Save contents of text element in python

Spencer_Rathbun · November 15, 2011, 8:06pm

All,

I'm trying to read the contents of a pdf and extract the text. I need to save certain pieces of it for later. Going off the ElementReaderTest.py example, I've got a while loop across all the pages, which processes the elements and returns a list with all strings found:

Elif mytype == Element.e_text:
text.append(element.GetTextString())

Where text was declared as a list earlier. This would work fine, except the list comes back empty. As far as I can determine, each new element is destroying the string I'm being returned. Python treats it as a regular string just fine, so I thought that using copy or deepcopy would give me a separate version, that wouldn't get wiped. But, it doesn't work. All I get out is a bunch of empty lists.

Any ideas?

Spencer Rathbun
IT/Programming
L & D Mail Masters, Inc.
110 Security Parkway
New Albany, IN 47150
Phone: 812.981.7161
Fax: 812.981.7169
srathbun@ldmailmasters.com

Aaron_Gravesdale · November 22, 2011, 2:08am

This is the correnct behavior (as described in the API Ref). ElementReader.Next() clears the previous element. This means that you should copy any elements or strings. Before going into details or alternative solutions is there a specific reason why you are using ElementReader instead of ‘pdftron.PDF.TextExtractor’ (as shown in http://www.pdftron.com/pdfnet/samplecode.html#TextExtract)? ElementReader is low-level and is not the right choice if you are simply looking to extract text from PDF.

Aaron_Gravesdale · November 22, 2011, 2:23am

Q: Ok, I tried using using TextExtractor with Python 2.x bindings to extract text from PDF(http://www.pdftron.com/pdfnet/samplecode.html#TextExtract).

The TextExtractor text retrieval methods as Word.GetString () are supposed to return Unicode according to the APIref. With the python bindings it seems we get python str type objects.We currently do a unicode(word.GetString(), ‘UTF-8’) in python but I am not sure if this is reliable

A: Althought in C++ API reference Word::GetString returns “const Unicode*” in Python 2 binding these are mapped to Python “str” objects. Those “str” objects can be used directly. You do not need to apply “unicode”, “encode”, “decode”, etc, in order to retrieve the text.

Aaron_Gravesdale · November 25, 2011, 12:07am

Q: Unicode is not just a built-in function in python2 it is also a type!

Python 2 has two kinds of string types:

str objects are 8-bit strings
unicode objects are sequences of Unicode code points.

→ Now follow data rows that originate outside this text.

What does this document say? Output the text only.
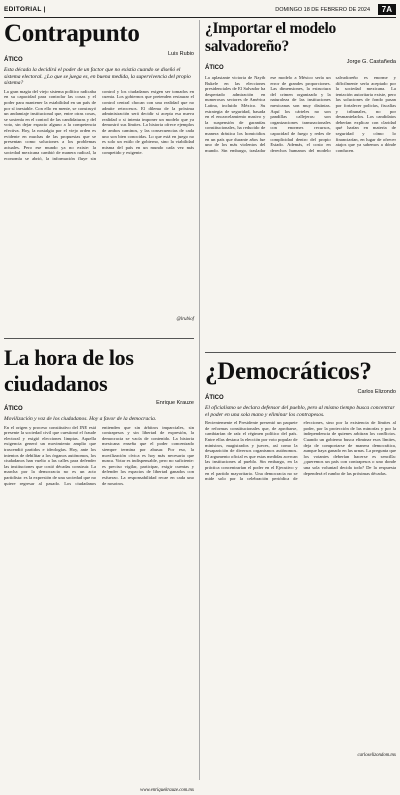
EDITORIAL |	DOMINGO 18 DE FEBRERO DE 2024	7A
Contrapunto
Luis Rubio
ÁTICO

Esta década la decidirá el poder de un factor que no existía cuando se diseñó el sistema electoral. ¿Lo que se juega es, en buena medida, la supervivencia del propio sistema?

La gran magia del viejo sistema político radicaba en su capacidad para controlar las cosas y el poder para mantener la estabilidad en un país de por sí inestable. Con ello en mente, se construyó un andamiaje institucional que, entre otras cosas, se sostenía en el control de las candidaturas y del voto, sin dejar espacio alguno a la competencia efectiva. Hoy, la nostalgia por el viejo orden es evidente en muchas de las propuestas que se presentan como soluciones a los problemas actuales. Pero ese mundo ya no existe: la sociedad mexicana cambió de manera radical, la economía se abrió, la información fluye sin control y los ciudadanos exigen ser tomados en cuenta. Los gobiernos que pretenden restaurar el control central chocan con una realidad que no admite retrocesos. El dilema de la próxima administración será decidir si acepta esa nueva realidad o si intenta imponer un modelo que ya demostró sus límites. La historia ofrece ejemplos de ambos caminos, y las consecuencias de cada uno son bien conocidas. Lo que está en juego no es solo un estilo de gobierno, sino la viabilidad misma del país en un mundo cada vez más competido y exigente.
@lrubiof
¿Importar el modelo salvadoreño?
Jorge G. Castañeda
ÁTICO
La aplastante victoria de Nayib Bukele en las elecciones presidenciales de El Salvador ha despertado admiración en numerosos sectores de América Latina, incluido México. Su estrategia de seguridad, basada en el encarcelamiento masivo y la suspensión de garantías constitucionales, ha reducido de manera drástica los homicidios en un país que durante años fue uno de los más violentos del mundo. Sin embargo, trasladar ese modelo a México sería un error de grandes proporciones. Las dimensiones, la estructura del crimen organizado y la naturaleza de las instituciones mexicanas son muy distintas. Aquí los cárteles no son pandillas callejeras: son organizaciones transnacionales con enormes recursos, capacidad de fuego y redes de complicidad dentro del propio Estado. Además, el costo en derechos humanos del modelo salvadoreño es enorme y difícilmente sería aceptado por la sociedad mexicana. La tentación autoritaria existe, pero las soluciones de fondo pasan por fortalecer policías, fiscalías y tribunales, no por desmantelarlos. Los candidatos deberían explicar con claridad qué harían en materia de seguridad y cómo lo financiarían, en lugar de ofrecer atajos que ya sabemos a dónde conducen.
La hora de los ciudadanos
Enrique Krauze
ÁTICO

Movilización y voz de los ciudadanos. Hoy a favor de la democracia.

En el origen y proceso constitutivo del INE está presente la sociedad civil que cuestionó el fraude electoral y exigió elecciones limpias. Aquella exigencia generó un movimiento amplio que trascendió partidos e ideologías. Hoy, ante los intentos de debilitar a los órganos autónomos, los ciudadanos han vuelto a las calles para defender las instituciones que costó décadas construir. La marcha por la democracia no es un acto partidista: es la expresión de una sociedad que no quiere regresar al pasado. Los ciudadanos entienden que sin árbitros imparciales, sin contrapesos y sin libertad de expresión, la democracia se vacía de contenido. La historia mexicana enseña que el poder concentrado siempre termina por abusar. Por eso, la movilización cívica es hoy más necesaria que nunca. Votar es indispensable, pero no suficiente: es preciso vigilar, participar, exigir cuentas y defender los espacios de libertad ganados con esfuerzo. La responsabilidad recae en cada uno de nosotros.
www.enriquekrauze.com.mx
¿Democráticos?
Carlos Elizondo
ÁTICO

El oficialismo se declara defensor del pueblo, pero al mismo tiempo busca concentrar el poder en una sola mano y eliminar los contrapesos.

Recientemente el Presidente presentó un paquete de reformas constitucionales que, de aprobarse, cambiarían de raíz el régimen político del país. Entre ellas destaca la elección por voto popular de ministros, magistrados y jueces, así como la desaparición de diversos organismos autónomos. El argumento oficial es que estas medidas acercan las instituciones al pueblo. Sin embargo, en la práctica concentrarían el poder en el Ejecutivo y en el partido mayoritario. Una democracia no se mide solo por la celebración periódica de elecciones, sino por la existencia de límites al poder, por la protección de las minorías y por la independencia de quienes arbitran los conflictos. Cuando un gobierno busca eliminar esos límites, deja de comportarse de manera democrática, aunque haya ganado en las urnas. La pregunta que los votantes deberían hacerse es sencilla: ¿queremos un país con contrapesos o uno donde una sola voluntad decida todo? De la respuesta dependerá el rumbo de las próximas décadas.
carloselizondom.mx
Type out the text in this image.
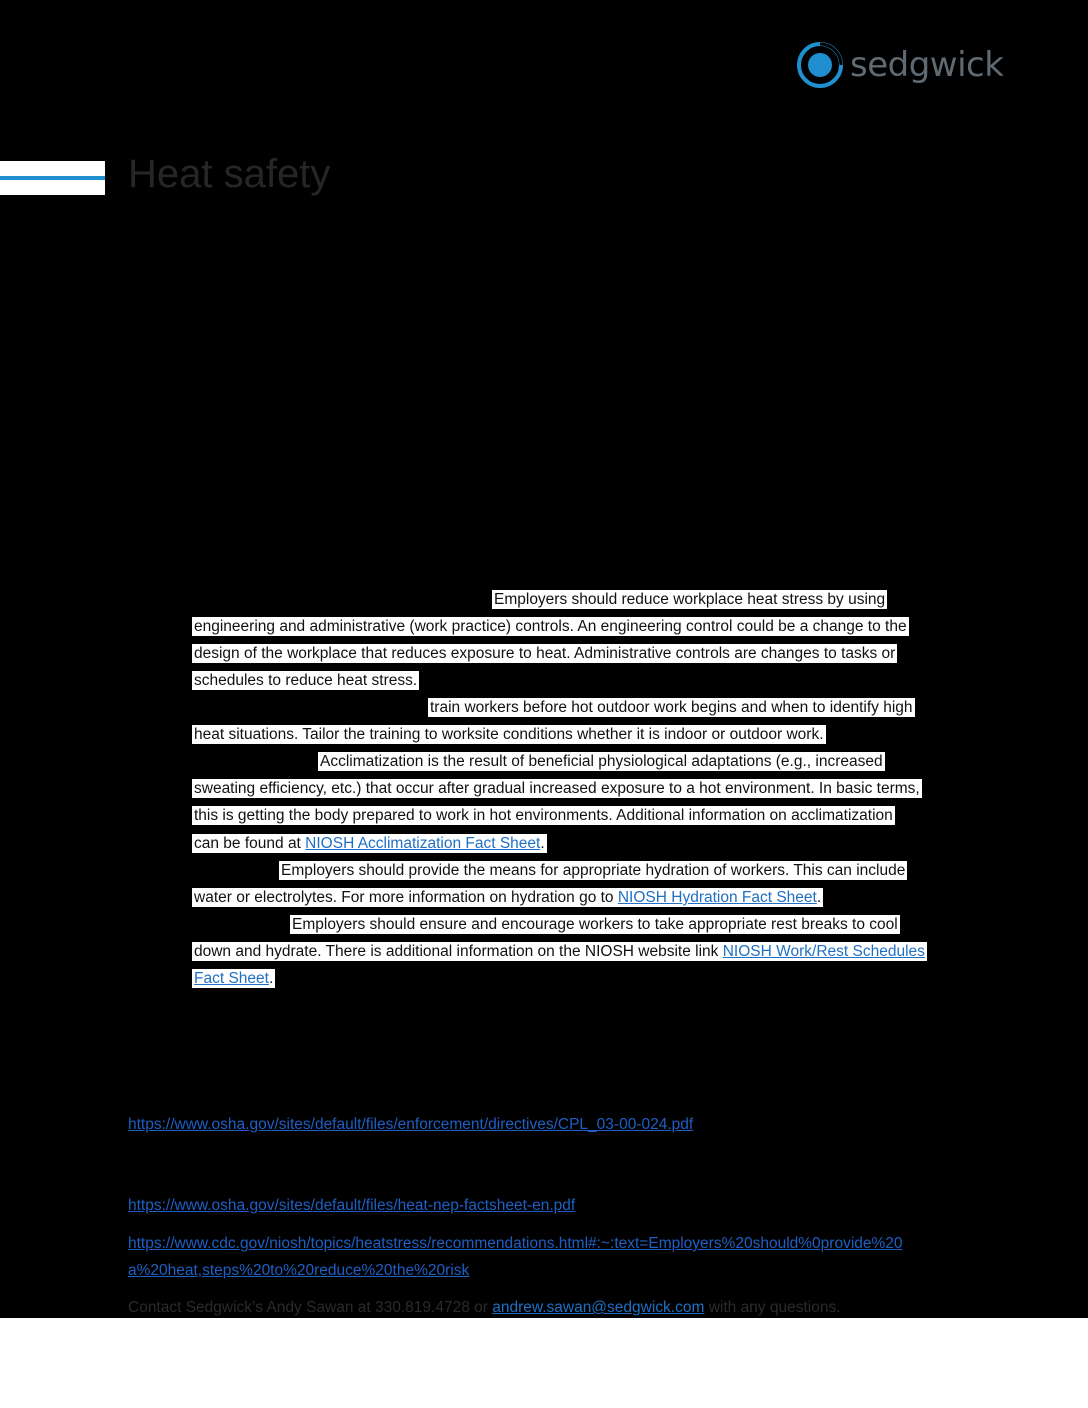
sedgwick
Heat safety
Employers should reduce workplace heat stress by using
engineering and administrative (work practice) controls. An engineering control could be a change to the
design of the workplace that reduces exposure to heat. Administrative controls are changes to tasks or
schedules to reduce heat stress.
train workers before hot outdoor work begins and when to identify high
heat situations. Tailor the training to worksite conditions whether it is indoor or outdoor work.
Acclimatization is the result of beneficial physiological adaptations (e.g., increased
sweating efficiency, etc.) that occur after gradual increased exposure to a hot environment. In basic terms,
this is getting the body prepared to work in hot environments. Additional information on acclimatization
can be found at NIOSH Acclimatization Fact Sheet.
Employers should provide the means for appropriate hydration of workers. This can include
water or electrolytes. For more information on hydration go to NIOSH Hydration Fact Sheet.
Employers should ensure and encourage workers to take appropriate rest breaks to cool
down and hydrate. There is additional information on the NIOSH website link NIOSH Work/Rest Schedules
Fact Sheet.
https://www.osha.gov/sites/default/files/enforcement/directives/CPL_03-00-024.pdf
https://www.osha.gov/sites/default/files/heat-nep-factsheet-en.pdf
https://www.cdc.gov/niosh/topics/heatstress/recommendations.html#:~:text=Employers%20should%0provide%20
a%20heat,steps%20to%20reduce%20the%20risk
Contact Sedgwick’s Andy Sawan at 330.819.4728 or andrew.sawan@sedgwick.com with any questions.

In python 3 this was changed:

str objects are sequences of Unicode code points.
bytes replaces the old str object

This major change is one of the reasons python 3 has still a low adoption.

The majority of production systems are on the 2.x python branch…

To come back to our problem. By giving us python 2 str objects via the python 2 bindings we get 8-bit strings without knowing their encoding. We need to output text to device specific byte encodings. Having an unicode string as suggested by PDFnet API would make this as easy as:

myunicodestring.encode(‘UTF-16’)

We cannot do this with byte strings where we don´t know the encoding…

For that reason we currently decode the byte strings we get from the PDFNet SDK to unicode with the built-in function:

unicode(stringfromsdk, ‘UTF-8’)

But this assumes the PDFNet API always gives us UTF-8 encoded byte stings which we are not sure about. If PDFNet SDK always returns those byte stings in one specific encoding and you can tell us which encoding that is, we can work with that also…

Allow me another question related to this issue with font.GetName().

Is there a way to programmatically find out what encoding the returned byte string has?

Decodeing it with ‘utf-8’ for the attached example document fails with UnicodeDecodeError…

A:

In Python2 all Unicode strings (UStrings) are mapped to UTF8 encoded str-s.

In Python3 all Unicode strings (UStrings) are mapped to UTF16 encoded str-s.

With regards to font.GetName(), PDF spec does not indicate encoding so the function returns a null-terminated string (char*) instead of Unicode string. In this case you can’t assume UTF8 encoding, but could treat the string as ASCII.